In a word: meat. And not much else.
Last night in our house, that meant our Superbowl tradition of homemade corned beef sandwiches.
I was first introduced to this dish at a cooking class I attended years ago where the instructor told us that she used to make it once a month for her husband’s poker night. But since they recently separated, she hadn’t made it for a while.
“What a shame.” We all thought after sampling the recipe. “It’s so amazing, you should still make it…even in the absence of a man-meal occasion!”
Which is exactly what I was thinking last night as I sampled my corned beef before throwing it to the lions. Why do I have wait for a man-event to make a man meal?

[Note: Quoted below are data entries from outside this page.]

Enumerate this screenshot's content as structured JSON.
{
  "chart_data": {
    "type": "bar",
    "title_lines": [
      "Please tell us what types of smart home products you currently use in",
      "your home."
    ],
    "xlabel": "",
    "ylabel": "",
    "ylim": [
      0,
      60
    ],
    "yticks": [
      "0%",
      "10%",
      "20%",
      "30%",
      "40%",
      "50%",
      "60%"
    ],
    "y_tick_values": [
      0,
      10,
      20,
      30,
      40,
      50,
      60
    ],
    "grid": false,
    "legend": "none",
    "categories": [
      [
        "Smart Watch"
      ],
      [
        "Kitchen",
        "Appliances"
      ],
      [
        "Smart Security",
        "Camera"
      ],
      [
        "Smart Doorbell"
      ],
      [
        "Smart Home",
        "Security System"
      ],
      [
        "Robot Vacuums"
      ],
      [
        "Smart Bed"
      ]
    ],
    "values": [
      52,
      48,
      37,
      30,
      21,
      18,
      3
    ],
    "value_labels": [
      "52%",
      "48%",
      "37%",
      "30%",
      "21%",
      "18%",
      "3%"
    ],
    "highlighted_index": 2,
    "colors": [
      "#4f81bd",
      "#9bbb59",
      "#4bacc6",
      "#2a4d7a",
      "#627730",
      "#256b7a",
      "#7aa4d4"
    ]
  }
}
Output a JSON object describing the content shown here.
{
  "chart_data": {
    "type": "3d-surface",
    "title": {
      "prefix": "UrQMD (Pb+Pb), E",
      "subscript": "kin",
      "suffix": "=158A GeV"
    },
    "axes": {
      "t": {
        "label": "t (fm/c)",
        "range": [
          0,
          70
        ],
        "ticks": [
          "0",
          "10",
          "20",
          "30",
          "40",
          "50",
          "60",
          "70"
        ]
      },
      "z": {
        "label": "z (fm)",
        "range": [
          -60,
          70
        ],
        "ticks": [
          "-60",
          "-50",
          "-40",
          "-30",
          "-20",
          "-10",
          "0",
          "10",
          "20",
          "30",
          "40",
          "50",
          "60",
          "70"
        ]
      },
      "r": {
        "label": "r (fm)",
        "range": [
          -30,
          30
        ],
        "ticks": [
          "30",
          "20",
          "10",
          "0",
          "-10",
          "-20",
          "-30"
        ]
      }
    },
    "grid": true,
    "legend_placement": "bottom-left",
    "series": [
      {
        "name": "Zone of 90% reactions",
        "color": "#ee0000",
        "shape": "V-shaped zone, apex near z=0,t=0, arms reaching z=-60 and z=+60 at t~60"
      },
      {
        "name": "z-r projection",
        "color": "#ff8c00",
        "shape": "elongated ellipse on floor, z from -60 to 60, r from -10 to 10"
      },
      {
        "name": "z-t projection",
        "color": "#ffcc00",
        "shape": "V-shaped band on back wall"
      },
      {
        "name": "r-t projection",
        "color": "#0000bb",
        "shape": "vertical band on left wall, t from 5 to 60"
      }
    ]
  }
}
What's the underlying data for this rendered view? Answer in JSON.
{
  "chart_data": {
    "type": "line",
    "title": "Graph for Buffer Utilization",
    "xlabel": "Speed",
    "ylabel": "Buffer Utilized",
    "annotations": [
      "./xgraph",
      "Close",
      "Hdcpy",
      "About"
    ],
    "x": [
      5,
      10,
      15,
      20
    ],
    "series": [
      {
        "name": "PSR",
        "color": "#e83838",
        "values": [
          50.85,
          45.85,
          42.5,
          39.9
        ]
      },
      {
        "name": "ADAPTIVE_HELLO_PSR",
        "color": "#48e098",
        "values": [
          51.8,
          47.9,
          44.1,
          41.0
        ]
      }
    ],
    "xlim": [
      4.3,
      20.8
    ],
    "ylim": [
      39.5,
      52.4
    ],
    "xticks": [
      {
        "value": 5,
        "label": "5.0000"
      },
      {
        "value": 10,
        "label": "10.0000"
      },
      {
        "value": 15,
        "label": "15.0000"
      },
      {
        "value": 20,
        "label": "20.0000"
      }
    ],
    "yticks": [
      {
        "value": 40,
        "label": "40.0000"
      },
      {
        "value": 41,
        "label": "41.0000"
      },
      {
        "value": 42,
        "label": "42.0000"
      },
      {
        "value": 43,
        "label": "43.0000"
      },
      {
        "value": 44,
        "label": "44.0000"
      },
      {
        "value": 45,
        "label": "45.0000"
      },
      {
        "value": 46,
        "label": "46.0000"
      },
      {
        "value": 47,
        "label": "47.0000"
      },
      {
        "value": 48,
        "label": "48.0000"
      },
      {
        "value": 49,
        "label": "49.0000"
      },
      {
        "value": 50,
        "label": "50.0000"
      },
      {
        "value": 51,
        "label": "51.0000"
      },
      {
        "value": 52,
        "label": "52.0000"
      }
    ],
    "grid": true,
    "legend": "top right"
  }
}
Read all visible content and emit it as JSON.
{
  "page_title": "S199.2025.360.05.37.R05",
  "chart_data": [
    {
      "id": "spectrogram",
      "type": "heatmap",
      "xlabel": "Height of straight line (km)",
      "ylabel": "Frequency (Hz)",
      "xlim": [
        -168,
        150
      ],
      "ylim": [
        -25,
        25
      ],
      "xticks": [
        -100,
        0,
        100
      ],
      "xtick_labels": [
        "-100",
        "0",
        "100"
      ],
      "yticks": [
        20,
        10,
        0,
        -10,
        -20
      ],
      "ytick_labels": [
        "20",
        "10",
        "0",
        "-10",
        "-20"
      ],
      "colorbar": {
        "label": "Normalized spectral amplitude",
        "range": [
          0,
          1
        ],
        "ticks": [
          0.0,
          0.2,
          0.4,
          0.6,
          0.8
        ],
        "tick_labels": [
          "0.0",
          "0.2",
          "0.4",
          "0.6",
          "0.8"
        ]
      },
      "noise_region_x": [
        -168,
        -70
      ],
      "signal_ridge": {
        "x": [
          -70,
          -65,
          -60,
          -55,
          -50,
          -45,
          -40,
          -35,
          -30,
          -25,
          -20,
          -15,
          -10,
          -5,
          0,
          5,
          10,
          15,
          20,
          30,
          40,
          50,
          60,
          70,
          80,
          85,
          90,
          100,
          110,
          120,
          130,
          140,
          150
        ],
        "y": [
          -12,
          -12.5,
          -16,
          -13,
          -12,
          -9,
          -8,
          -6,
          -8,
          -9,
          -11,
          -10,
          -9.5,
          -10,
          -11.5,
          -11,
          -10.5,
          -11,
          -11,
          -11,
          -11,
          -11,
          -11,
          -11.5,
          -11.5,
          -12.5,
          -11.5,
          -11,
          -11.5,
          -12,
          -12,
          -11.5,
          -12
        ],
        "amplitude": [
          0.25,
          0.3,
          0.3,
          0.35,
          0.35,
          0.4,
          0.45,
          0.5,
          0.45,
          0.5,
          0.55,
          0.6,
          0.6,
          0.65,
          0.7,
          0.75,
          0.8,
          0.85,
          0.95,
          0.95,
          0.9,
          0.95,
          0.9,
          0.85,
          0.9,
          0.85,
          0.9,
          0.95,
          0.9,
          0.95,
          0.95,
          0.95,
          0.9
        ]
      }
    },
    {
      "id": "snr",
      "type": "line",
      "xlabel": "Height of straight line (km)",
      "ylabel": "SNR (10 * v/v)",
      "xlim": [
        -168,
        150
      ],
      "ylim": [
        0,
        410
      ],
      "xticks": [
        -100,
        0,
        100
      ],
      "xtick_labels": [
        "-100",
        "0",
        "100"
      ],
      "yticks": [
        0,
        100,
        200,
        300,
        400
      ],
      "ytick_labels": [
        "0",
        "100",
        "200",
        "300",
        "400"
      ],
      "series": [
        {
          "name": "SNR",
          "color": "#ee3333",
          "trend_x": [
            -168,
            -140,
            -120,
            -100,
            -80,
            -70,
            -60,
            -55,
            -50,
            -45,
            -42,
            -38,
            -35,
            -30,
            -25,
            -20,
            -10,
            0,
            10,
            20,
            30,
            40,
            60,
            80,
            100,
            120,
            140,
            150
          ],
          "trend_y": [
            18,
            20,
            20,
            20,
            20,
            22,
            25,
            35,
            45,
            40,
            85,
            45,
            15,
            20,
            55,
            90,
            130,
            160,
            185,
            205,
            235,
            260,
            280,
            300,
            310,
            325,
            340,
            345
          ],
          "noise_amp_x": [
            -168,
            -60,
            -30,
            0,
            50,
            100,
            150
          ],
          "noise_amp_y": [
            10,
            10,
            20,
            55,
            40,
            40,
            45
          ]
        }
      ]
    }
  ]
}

I shouldn’t. And neither should you.
While this meal doesn’t need to be served during the Superbowl, poker night or any other testosterone-driven event, it does require quite a bit of cooking time and thus, makes a great Sunday dinner.
Peach Jam & Whisky glazed Corned Beef
Adapted from this recipe at epicurious.com
Makes 6 man-sized sandwiches
Ingredients:
2-3lb pickled brisket. You can find this at a kosher butcher or a grocery store with a kosher meat section.
1-250ml jar of peach jam (apricot works well, too)
¼ cup whisky
1 tbsp grainy Dijon mustard
Directions:
1. Preheat oven to 350.
2. Rinse off the brisket really well, making sure to remove all the pickling spices.
3. Put in an oven-safe pot that is large enough to hold the meat and cover it with 2 cm of water.
4. Cover tightly and roast for 2-3 hours. Two will do but three is better.
5. Remove the brisket from the oven and put on a foil-lined baking sheet and turn the oven up to 425 while you…
Make the glaze:
1. In a small saucepan, over medium heat, mix the mustard, whisky, and jam until smooth and gently simmering. Remove from the heat.
2. Generously brush the glaze all over the brisket.
3. After 10 minutes, brush more glaze on the meat. By this point, the glaze will have cooled down and will be thicker.
4. Repeat every 10 minutes or so for a total cooking time of 40 minutes. Watch it so it doesn’t burn.
5. Remove from oven and let cool for 10 minutes before slicing. Use this time to assemble the fixins: rye bread, coleslaw, and mustard…I like mine a bit spicy; it compliments the sweet glaze.
6. Slice against the grain and serve. And then drink a beer and scratch yourself…or something else a “real man” would do!